"Tenho orgulho em ser italiano, estou muito feliz por ter nascido em Itália e não na Áustria, ou noutro lugar qualquer, porque na minha opinião este país merece muito mais, mesmo do que aquilo que estou a fazer". Jannik Sinner diz isto numa entrevista à Sky Sport, alguns dias antes do início das finais, respondendo indiretamente à controvérsia sobre a sua retirada da Taça Davis.
"Há quem diga que o Tirol do Sul é diferente, que a Sicília é totalmente diferente, mas também é a nossa sorte, a força está nas diferenças", acrescentou. Depois, quis também argumentar a sua não participação na prova intercontinental: "No final da época, com toda a pressão, os jogos disputados, as emoções, tanto quando se ganha como depois de uma derrota, é preciso muito tempo para pôr tudo no sítio. E, sobretudo no final da época, uma semana é muito para nós, atletas.
"Se tivermos mais uma semana de preparação ", continua Jannik, "além disso, temos mais uma semana de férias e chegamos à preparação mais fortes, mais carregados, com mais energia e, acima de tudo, com mais vontade. Jogamos ténis todos os dias, por isso é normal que às vezes não nos apeteça... mas se começarmos sete dias antes, as semanas de carga, porque não começamos a mil desde o primeiro dia, são muito importantes, especialmente no início da época, mas também a longo prazo e para a prevenção de lesões.

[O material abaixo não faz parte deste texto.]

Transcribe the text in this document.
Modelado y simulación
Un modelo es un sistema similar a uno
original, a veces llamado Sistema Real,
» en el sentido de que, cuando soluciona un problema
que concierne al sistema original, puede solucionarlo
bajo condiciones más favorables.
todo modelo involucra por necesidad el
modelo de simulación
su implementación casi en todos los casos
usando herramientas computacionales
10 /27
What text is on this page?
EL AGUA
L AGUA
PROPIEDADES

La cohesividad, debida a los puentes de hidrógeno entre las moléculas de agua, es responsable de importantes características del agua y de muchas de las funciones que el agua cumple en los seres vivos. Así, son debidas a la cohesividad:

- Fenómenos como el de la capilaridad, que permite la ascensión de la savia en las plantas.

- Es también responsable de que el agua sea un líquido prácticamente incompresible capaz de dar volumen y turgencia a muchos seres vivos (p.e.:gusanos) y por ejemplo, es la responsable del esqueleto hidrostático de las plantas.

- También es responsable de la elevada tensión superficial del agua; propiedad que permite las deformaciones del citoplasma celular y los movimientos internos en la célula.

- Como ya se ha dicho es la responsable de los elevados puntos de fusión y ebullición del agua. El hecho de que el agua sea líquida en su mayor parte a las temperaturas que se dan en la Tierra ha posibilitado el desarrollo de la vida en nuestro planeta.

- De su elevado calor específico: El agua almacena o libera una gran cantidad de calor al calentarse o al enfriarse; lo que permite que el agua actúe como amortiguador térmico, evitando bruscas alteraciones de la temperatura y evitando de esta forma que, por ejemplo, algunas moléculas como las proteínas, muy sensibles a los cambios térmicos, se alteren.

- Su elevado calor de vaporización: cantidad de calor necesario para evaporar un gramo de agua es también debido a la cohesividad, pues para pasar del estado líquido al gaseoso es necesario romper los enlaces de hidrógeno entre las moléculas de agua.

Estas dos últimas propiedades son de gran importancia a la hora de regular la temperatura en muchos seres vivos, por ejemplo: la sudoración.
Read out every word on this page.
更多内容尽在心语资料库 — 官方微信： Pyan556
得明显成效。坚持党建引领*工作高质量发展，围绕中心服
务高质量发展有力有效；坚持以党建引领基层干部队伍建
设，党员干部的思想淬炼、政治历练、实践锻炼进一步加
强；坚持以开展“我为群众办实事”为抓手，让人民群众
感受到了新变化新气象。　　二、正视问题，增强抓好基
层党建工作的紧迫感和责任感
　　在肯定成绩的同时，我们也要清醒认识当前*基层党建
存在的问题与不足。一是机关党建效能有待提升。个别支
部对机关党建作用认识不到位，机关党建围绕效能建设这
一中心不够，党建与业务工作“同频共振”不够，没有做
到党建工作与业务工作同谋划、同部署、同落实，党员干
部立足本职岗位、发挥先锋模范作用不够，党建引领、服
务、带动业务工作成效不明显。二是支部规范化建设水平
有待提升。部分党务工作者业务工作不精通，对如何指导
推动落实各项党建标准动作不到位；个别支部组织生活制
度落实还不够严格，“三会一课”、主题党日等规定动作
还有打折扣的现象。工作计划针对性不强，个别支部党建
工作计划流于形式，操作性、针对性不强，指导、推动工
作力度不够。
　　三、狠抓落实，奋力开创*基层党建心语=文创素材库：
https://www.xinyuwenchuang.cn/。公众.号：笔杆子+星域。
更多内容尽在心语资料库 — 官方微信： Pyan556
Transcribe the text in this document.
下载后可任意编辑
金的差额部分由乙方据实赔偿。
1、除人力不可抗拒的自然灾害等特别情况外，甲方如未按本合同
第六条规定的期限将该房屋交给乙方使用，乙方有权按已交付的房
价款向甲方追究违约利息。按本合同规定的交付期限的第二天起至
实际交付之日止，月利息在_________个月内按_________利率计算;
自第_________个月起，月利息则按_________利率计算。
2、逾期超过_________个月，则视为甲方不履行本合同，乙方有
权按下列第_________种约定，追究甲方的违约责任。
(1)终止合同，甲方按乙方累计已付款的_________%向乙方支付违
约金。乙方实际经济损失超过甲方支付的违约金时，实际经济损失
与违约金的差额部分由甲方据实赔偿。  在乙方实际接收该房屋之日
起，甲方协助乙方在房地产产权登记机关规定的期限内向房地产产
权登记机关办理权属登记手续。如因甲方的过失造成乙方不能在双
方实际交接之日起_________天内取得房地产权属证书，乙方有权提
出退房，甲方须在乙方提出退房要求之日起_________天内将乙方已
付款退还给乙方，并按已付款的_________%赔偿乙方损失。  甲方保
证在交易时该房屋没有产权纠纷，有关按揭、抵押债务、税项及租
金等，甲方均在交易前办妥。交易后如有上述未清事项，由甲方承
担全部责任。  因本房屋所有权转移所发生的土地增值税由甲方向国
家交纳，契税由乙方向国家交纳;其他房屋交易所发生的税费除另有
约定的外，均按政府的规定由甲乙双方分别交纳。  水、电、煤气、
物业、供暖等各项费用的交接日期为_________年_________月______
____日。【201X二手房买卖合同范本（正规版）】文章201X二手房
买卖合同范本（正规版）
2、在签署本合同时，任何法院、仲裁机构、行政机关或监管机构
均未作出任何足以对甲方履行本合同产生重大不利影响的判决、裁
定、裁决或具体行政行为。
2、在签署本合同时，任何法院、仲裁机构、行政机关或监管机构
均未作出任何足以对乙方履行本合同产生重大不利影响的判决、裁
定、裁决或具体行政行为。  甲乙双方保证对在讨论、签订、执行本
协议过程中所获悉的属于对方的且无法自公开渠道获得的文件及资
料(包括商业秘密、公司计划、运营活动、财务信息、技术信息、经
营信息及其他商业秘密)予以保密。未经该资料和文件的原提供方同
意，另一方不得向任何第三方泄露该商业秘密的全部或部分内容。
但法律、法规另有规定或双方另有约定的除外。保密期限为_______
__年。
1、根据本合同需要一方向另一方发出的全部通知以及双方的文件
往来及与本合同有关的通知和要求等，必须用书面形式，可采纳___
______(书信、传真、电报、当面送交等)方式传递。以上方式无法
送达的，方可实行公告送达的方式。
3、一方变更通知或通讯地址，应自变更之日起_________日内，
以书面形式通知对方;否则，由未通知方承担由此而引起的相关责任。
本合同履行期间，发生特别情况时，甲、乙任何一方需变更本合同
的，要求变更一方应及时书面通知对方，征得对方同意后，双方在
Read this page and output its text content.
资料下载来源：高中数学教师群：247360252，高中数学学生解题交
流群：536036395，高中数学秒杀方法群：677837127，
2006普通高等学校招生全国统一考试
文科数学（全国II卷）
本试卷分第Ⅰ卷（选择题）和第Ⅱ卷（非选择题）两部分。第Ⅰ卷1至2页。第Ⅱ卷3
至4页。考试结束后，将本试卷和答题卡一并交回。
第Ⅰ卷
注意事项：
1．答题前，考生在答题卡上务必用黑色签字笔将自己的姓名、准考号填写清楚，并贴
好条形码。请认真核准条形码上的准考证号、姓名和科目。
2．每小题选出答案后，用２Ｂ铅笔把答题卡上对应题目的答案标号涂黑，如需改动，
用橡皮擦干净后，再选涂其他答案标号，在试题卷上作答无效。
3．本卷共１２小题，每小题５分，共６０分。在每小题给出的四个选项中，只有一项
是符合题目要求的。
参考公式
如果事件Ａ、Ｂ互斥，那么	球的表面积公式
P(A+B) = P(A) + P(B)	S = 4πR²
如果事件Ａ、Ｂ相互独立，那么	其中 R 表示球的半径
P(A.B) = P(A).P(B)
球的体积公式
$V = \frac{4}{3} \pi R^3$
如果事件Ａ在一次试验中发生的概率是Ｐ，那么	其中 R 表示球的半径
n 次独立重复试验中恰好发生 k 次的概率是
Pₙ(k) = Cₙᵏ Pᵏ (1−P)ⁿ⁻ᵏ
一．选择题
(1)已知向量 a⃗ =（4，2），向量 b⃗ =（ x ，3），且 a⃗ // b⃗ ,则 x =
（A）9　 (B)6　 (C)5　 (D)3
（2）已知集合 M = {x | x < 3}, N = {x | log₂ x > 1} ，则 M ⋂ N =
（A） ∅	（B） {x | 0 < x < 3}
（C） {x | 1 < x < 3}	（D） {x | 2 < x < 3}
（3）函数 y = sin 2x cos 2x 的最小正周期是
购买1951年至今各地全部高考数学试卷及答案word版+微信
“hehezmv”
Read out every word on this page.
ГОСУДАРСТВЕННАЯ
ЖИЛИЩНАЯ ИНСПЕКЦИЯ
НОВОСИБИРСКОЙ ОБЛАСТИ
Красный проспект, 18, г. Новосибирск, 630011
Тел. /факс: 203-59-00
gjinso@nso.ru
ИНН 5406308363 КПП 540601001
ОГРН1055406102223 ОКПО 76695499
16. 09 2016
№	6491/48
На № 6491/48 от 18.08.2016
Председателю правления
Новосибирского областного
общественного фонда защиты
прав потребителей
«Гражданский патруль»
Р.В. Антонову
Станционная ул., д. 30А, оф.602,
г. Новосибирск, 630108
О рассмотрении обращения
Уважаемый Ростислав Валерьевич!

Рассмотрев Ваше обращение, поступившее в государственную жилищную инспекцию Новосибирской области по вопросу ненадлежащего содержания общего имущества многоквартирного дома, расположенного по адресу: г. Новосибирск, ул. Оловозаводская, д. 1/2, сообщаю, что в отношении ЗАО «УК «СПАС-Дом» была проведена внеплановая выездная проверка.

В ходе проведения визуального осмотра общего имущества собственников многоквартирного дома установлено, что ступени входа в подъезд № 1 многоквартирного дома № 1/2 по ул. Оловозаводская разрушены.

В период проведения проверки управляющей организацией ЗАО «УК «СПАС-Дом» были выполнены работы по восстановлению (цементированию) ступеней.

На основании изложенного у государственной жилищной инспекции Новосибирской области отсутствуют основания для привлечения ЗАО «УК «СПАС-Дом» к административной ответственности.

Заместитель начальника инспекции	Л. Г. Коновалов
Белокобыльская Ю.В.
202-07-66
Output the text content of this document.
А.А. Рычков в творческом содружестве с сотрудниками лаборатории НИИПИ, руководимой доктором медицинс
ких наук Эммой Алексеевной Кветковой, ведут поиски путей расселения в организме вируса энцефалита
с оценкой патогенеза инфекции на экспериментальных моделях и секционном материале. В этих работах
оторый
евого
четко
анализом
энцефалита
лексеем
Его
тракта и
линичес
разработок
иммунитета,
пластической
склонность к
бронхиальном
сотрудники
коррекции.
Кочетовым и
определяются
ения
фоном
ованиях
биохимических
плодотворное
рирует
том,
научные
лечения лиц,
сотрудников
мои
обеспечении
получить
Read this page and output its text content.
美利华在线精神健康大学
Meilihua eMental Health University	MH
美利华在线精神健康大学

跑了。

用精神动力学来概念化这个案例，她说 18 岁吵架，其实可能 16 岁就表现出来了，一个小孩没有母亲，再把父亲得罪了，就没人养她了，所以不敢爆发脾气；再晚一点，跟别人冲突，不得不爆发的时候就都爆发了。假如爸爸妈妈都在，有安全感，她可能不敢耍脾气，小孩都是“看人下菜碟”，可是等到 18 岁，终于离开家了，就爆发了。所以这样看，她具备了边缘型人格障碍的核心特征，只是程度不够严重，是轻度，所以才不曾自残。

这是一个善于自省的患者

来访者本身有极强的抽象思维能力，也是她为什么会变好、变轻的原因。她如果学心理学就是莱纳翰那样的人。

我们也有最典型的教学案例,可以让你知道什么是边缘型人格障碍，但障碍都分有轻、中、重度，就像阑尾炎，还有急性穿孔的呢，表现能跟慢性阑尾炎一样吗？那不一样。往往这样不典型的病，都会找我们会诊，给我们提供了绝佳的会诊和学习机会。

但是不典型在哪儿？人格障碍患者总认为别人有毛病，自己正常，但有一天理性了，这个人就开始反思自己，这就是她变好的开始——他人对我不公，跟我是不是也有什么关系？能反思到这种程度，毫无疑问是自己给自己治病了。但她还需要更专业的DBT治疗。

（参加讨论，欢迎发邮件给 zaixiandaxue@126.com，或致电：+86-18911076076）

"Por isso, para mim, este ano ", conclui Jannik, "não havia a menor dúvida de que esta era a escolha certa (não jogar a final da Davis): no ano passado não joguei em Paris, disse 'quero jogar a Davis' e eles seguraram-me um pouco, na minha equipa, mas eu disse 'não, este ano quero jogar porque prometi ao Berrettini quando ganhámos em 2023, quando ele estava lá a apoiar-nos e nós ganhámos, abracei-o e disse 'prometo-te que vamos ganhar a próxima Taça Davis juntos, porque tu mereces e somos uma equipa incrível' e ganhámos. A partir daí, já tinha decidido que em 2025 não jogaria de certeza".